Cardinality is the number of unique time series (usings label combinations) stored in the database. Metrics that have high cardinality, or many unique label combinations. High cardnality potentially impacts performance and resource usage.

A simple way to measure cardinality is to take the number of values in each label, and multiplying them. For example, http_requests_total has three labels, method has 4 values, status has 10 values, and path has 100 values. The cardinality estimate for this metric would be 4 * 10 * 100 = 4,000

A metric with high cardinality can begin to impact performnace in the time range of the data that you examine. As a general rule, we consider metrics with a cardinality at 10,000 as high cardinality metrics.

Using labels

Labels both identify and categorize your metrics. They form the foundation of Prometheus’s dimensional data model.

Consider the following code example:

http_requests_total{method="GET", status="200"} 1234
http_requests_total{method="POST", status="404"} 5

Keep labels meaningful

Make sure your labels provide enough information and context when creating queries and troubleshooting.

Avoid too many unique labels

The number of time series that you need depends on the number of labels in combination with other labels. When you have a large number of unique label values, or high cardinality, it can quickly consume storage and then impact performance.

Avoid Inconsistent labeling

Inconsistent use of labels can lead to difficulties in building and understanding queries.

Avoid overuse of labels

Avoid using labels that never get used in either queries or filters. This practice can impact performance by increasing the number of time series, and often complicates query usage between teams.

Consider label size

Don’t use long labels or values. Be concise, because overly long labels are harder to type and remember.

Alternatively, labels that are too short can be too cryptic, and hard to understand. Attempt to strike a balance to achive clarity.

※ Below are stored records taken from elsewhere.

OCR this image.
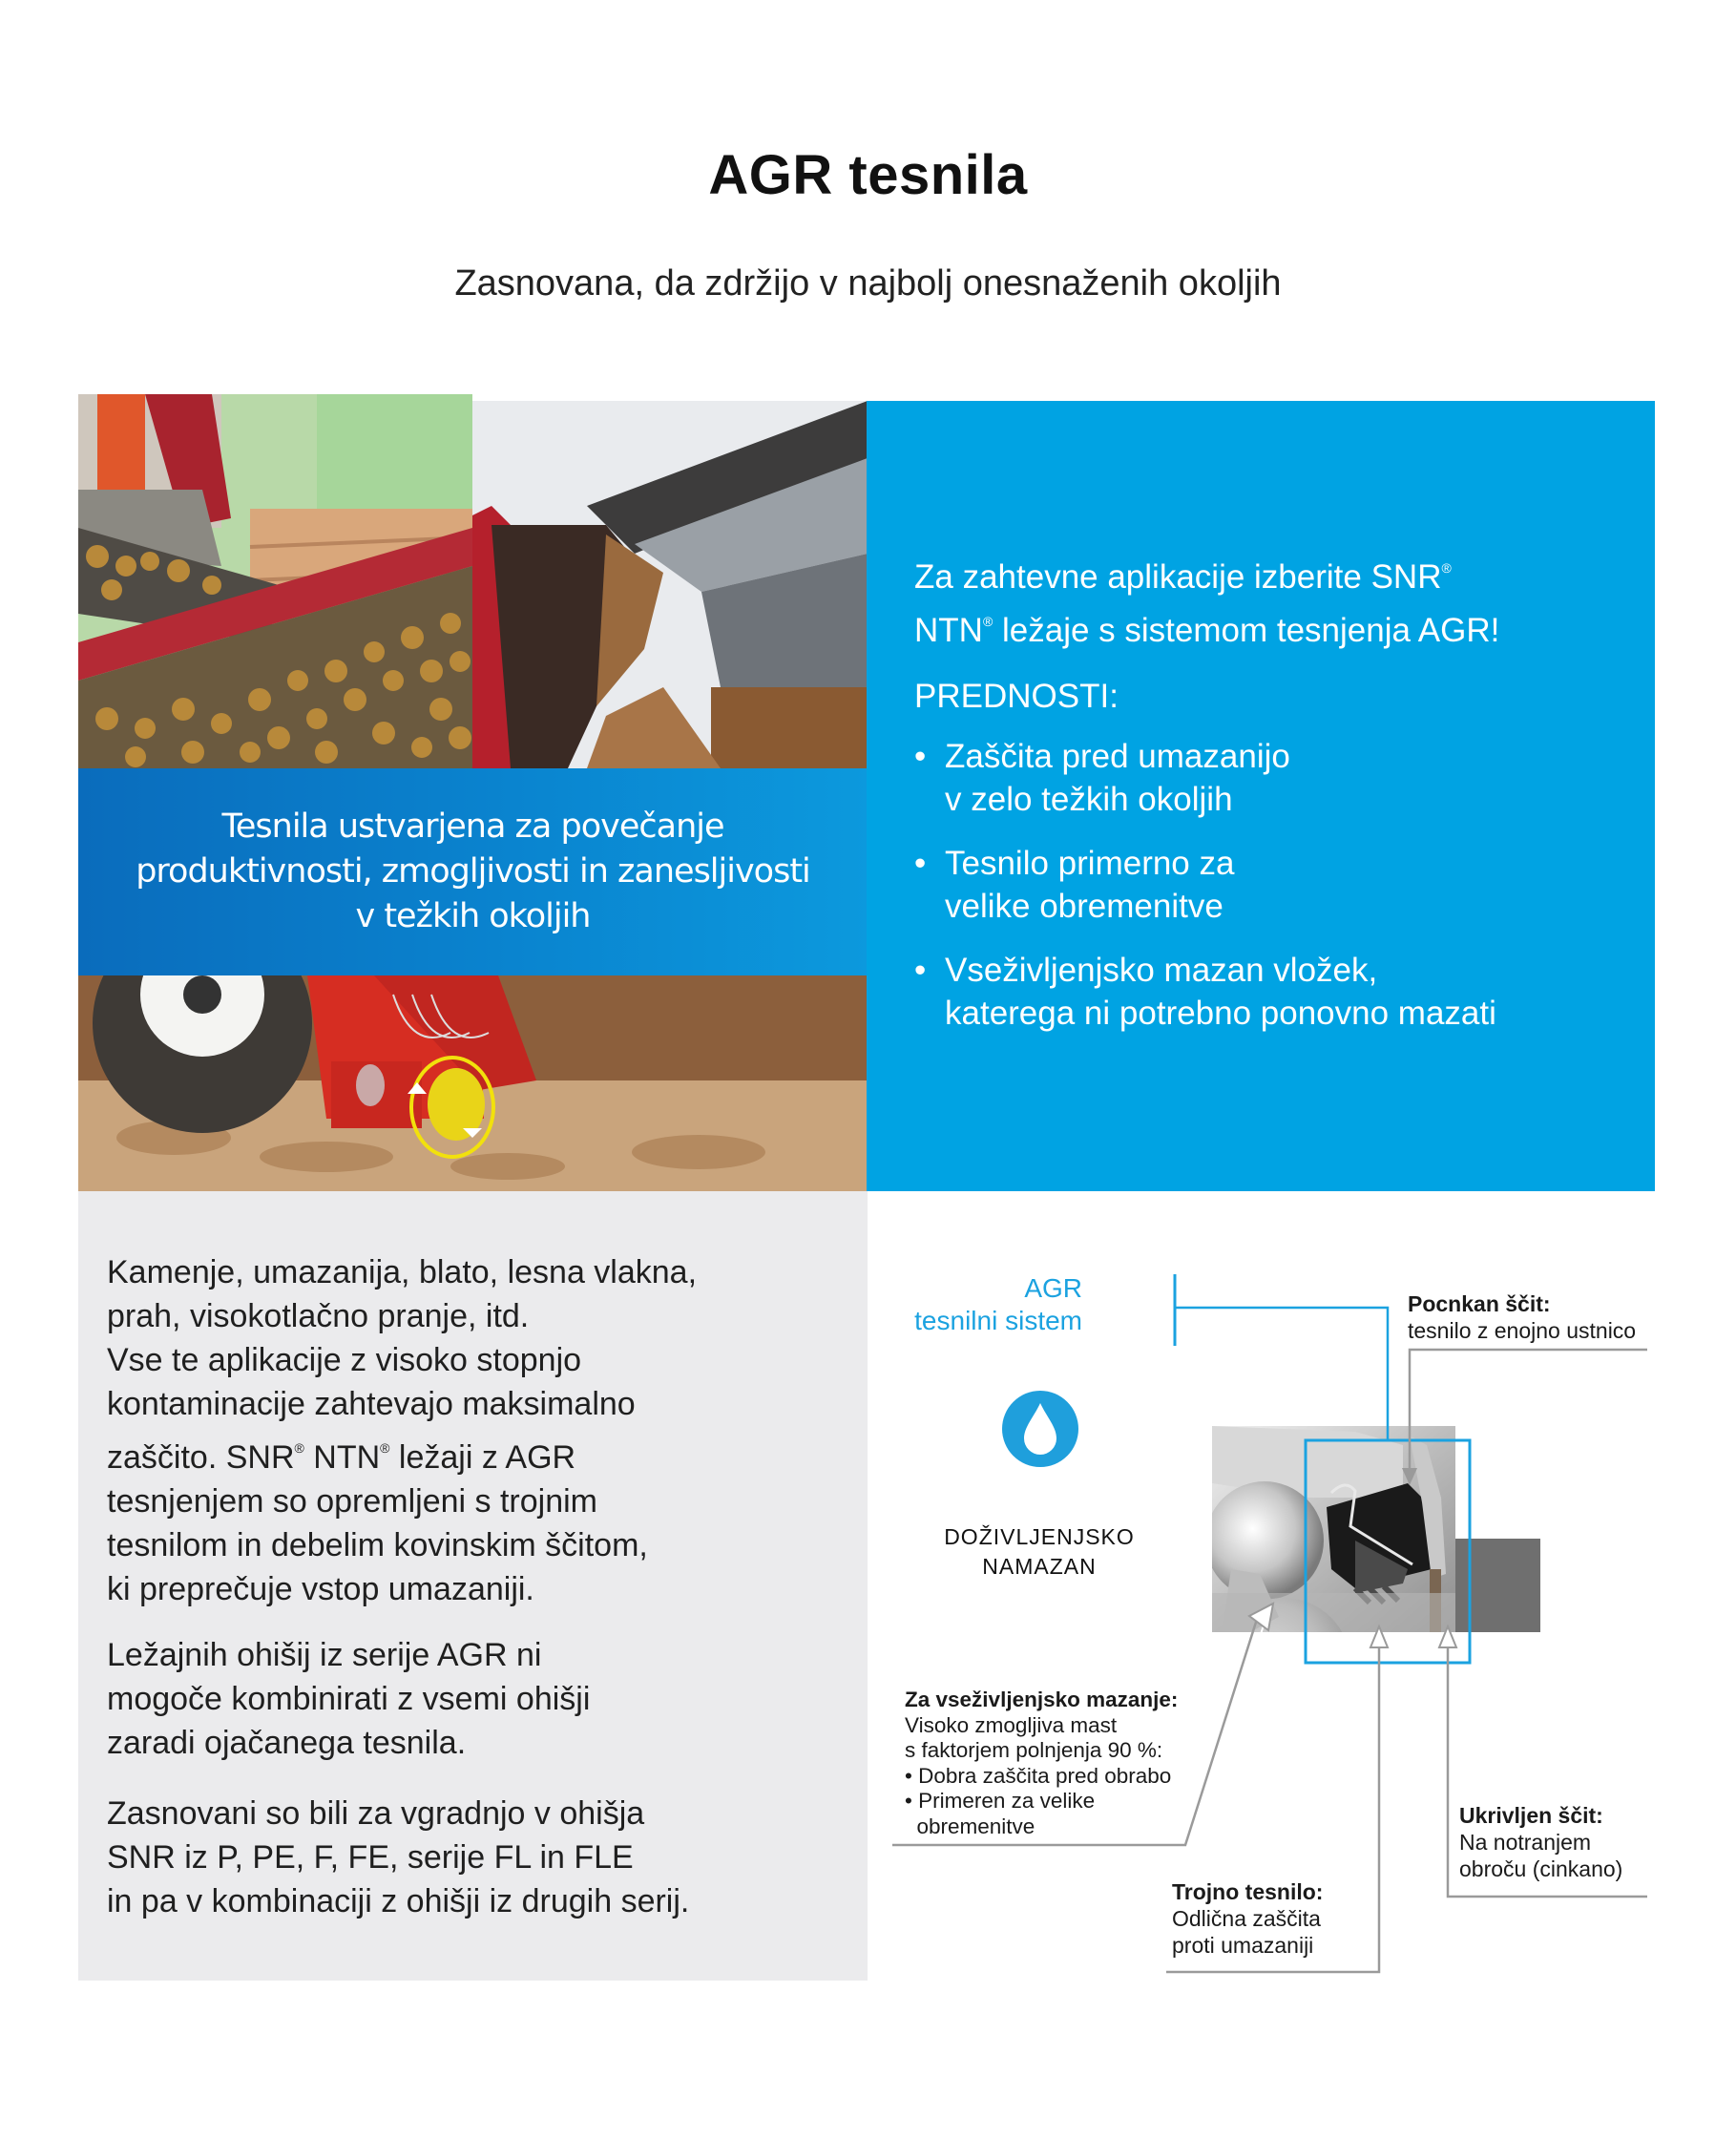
AGR tesnila
Zasnovana, da zdržijo v najbolj onesnaženih okoljih
Tesnila ustvarjena za povečanje
produktivnosti, zmogljivosti in zanesljivosti
v težkih okoljih
Za zahtevne aplikacije izberite SNR®
NTN® ležaje s sistemom tesnjenja AGR!
PREDNOSTI:
• Zaščita pred umazanijo
v zelo težkih okoljih
• Tesnilo primerno za
velike obremenitve
• Vseživljenjsko mazan vložek,
katerega ni potrebno ponovno mazati
Kamenje, umazanija, blato, lesna vlakna,
prah, visokotlačno pranje, itd.
Vse te aplikacije z visoko stopnjo
kontaminacije zahtevajo maksimalno
zaščito. SNR® NTN® ležaji z AGR
tesnjenjem so opremljeni s trojnim
tesnilom in debelim kovinskim ščitom,
ki preprečuje vstop umazaniji.
Ležajnih ohišij iz serije AGR ni
mogoče kombinirati z vsemi ohišji
zaradi ojačanega tesnila.
Zasnovani so bili za vgradnjo v ohišja
SNR iz P, PE, F, FE, serije FL in FLE
in pa v kombinaciji z ohišji iz drugih serij.
AGR
tesnilni sistem
DOŽIVLJENJSKO
NAMAZAN
Pocnkan ščit:
tesnilo z enojno ustnico
Za vseživljenjsko mazanje:
Visoko zmogljiva mast
s faktorjem polnjenja 90 %:
• Dobra zaščita pred obrabo
• Primeren za velike
obremenitve
Trojno tesnilo:
Odlična zaščita
proti umazaniji
Ukrivljen ščit:
Na notranjem
obroču (cinkano)
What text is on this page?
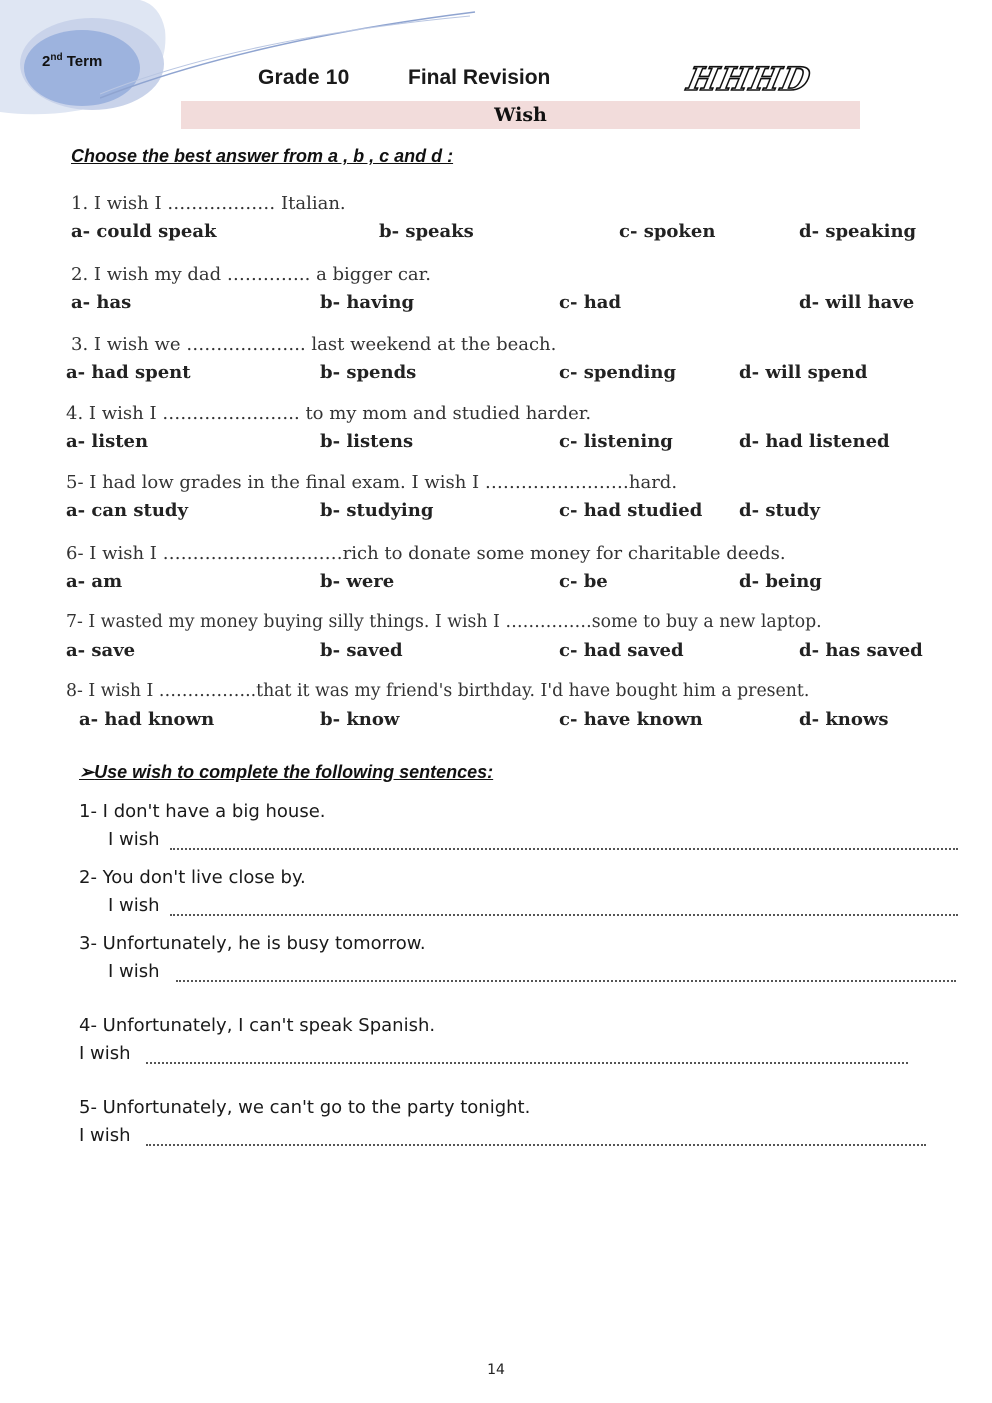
2nd Term
Grade 10	Final Revision	HHHD
Wish
Choose the best answer from a , b , c and d :
1. I wish I ……………… Italian.
a- could speak	b- speaks	c- spoken	d- speaking
2. I wish my dad ………….. a bigger car.
a- has	b- having	c- had	d- will have
3. I wish we ……………….. last weekend at the beach.
a- had spent	b- spends	c- spending	d- will spend
4. I wish I ………………….. to my mom and studied harder.
a- listen	b- listens	c- listening	d- had listened
5- I had low grades in the final exam. I wish I ……………………hard.
a- can study	b- studying	c- had studied d- study
6- I wish I …………………………rich to donate some money for charitable deeds.
a- am	b- were	c- be	d- being
7- I wasted my money buying silly things. I wish I ……………some to buy a new laptop.
a- save	b- saved	c- had saved	d- has saved
8- I wish I ……………..that it was my friend's birthday. I'd have bought him a present.
a- had known	b- know	c- have known	d- knows
➢Use wish to complete the following sentences:
1- I don't have a big house.
I wish
2- You don't live close by.
I wish
3- Unfortunately, he is busy tomorrow.
I wish
4- Unfortunately, I can't speak Spanish.
I wish
5- Unfortunately, we can't go to the party tonight.
I wish
14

These guidelines also apply to label values.

Scrape configuration

Use a higher scrape interval of 30s to 60s.

+ Shorter intervals (10-15 seconds) provide more granular data, and increase the volume of work performed by collectors and the target Kloudfuse cluster. Additionally, a lower granularity does not necessarially provide more useful information.

Use histograms to view percentile data

A histogram samples observations, like request durations or response sizes, and counts them in configurable buckets. It also provides a sum of all observed values.

By using a histogram, you can create queries that provide you with more options than a stand-alone counter. Consider using histograms for percentiles.

Use recording rules for expensive queries

When you have large or expensive queries, consider using recording rules. Pre-computing these queries helps improve performance at runtime.